Data envelopment analysis with sparse data

Abstract

Quest for continuous improvement among the organizations and issue of missing data for data analysis are never ending. This thesis brings these two topics under one roof, i.e., to evaluate the productivity of organizations with sparse data. This study focuses on Data Envelopment Analysis (DEA) to determine the efficiency of 41 member clinics of Kansas Association of Medically Underserved (KAMU) with missing data. The primary focus of this thesis is to develop new reliable methods to determine the missing values and to execute DEA. DEA is a linear programming methodology to evaluate relative technical efficiency of homogenous Decision Making Units, using multiple inputs and outputs. Effectiveness of DEA depends on the quality and quantity of data being used. DEA outcomes are susceptible to missing data, thus, creating a need to supplement sparse data in a reliable manner. Determining missing values more precisely improves the robustness of DEA methodology. Three methods to determine the missing values are proposed in this thesis based on three different platforms. First method named as Average Ratio Method (ARM) uses average value, of all the ratios between two variables. Second method is based on a modified Fuzzy C-Means Clustering algorithm, which can handle missing data. The issues associated with this clustering algorithm are resolved to improve its effectiveness. Third method is based on interval approach. Missing values are replaced by interval ranges estimated by experts.
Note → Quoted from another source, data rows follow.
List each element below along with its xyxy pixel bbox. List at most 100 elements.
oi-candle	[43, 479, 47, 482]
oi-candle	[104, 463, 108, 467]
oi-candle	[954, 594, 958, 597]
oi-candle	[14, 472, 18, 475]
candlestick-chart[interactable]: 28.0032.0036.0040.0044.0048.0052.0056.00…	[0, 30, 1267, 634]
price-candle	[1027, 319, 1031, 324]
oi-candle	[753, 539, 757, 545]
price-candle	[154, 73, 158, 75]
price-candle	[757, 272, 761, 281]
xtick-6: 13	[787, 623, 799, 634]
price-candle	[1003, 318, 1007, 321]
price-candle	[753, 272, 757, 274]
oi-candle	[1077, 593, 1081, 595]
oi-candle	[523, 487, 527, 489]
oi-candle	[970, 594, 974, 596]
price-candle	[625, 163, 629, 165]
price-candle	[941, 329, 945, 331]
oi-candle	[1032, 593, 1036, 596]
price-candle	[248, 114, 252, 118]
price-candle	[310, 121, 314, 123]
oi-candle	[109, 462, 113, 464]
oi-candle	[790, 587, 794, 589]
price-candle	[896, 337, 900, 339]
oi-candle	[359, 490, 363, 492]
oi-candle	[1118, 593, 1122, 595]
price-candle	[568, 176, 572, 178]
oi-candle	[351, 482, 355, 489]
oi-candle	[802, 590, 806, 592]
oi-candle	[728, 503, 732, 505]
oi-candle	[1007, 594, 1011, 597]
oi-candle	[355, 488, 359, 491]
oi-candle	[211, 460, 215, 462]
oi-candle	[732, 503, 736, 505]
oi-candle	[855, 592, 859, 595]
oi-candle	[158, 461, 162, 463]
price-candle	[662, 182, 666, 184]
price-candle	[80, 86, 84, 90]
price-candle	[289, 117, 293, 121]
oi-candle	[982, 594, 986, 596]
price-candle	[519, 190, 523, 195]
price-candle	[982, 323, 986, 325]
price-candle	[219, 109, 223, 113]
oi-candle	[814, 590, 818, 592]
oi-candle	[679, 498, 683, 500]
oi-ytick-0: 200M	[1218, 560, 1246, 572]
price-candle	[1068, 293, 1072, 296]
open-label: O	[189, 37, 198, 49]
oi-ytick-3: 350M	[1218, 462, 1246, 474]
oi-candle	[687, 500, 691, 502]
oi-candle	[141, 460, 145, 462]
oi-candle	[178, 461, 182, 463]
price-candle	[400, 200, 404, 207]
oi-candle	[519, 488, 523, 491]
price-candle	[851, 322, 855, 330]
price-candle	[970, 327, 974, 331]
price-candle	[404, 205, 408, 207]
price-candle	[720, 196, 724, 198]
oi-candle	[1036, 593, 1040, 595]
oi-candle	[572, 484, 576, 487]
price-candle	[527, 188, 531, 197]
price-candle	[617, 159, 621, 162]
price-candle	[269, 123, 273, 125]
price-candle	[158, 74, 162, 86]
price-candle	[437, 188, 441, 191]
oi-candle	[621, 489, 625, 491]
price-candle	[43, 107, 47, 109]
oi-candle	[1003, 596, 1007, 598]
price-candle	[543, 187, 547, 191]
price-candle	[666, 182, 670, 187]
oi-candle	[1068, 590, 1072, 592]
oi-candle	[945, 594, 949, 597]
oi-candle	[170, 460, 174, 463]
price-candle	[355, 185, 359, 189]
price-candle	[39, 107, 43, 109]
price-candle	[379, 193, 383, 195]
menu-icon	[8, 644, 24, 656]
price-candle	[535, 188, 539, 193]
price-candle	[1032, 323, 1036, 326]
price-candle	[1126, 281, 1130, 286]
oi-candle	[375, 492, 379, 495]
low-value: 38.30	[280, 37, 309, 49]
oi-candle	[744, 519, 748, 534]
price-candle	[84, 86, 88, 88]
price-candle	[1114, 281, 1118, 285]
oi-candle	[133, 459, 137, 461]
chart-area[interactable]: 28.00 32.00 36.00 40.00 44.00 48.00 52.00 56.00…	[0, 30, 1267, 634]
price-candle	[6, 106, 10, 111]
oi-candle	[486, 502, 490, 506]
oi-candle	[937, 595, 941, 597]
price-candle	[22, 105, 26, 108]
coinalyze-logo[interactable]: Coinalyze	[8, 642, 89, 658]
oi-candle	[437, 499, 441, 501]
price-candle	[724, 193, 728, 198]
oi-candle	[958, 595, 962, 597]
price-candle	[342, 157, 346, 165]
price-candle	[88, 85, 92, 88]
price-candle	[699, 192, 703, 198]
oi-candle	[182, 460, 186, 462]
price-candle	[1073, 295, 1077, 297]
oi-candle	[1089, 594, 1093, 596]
Crisp efficiency scores are identified in similar lines to how DEA determines efficiency scores using the best set of weights. There exists no unique way to evaluate the effectiveness of these methods. Effectiveness of these methods is tested by choosing a complete dataset and assuming varying levels of data as missing. Best set of recovered missing values, based on the above methods, serves as a source to execute DEA. Results show that the DEA efficiency scores generated with recovered values are close within close proximity to the actual efficiency scores that would be generated with the complete data. As a summary, this thesis provides an effective and practical approach for replacing missing values needed for DEA.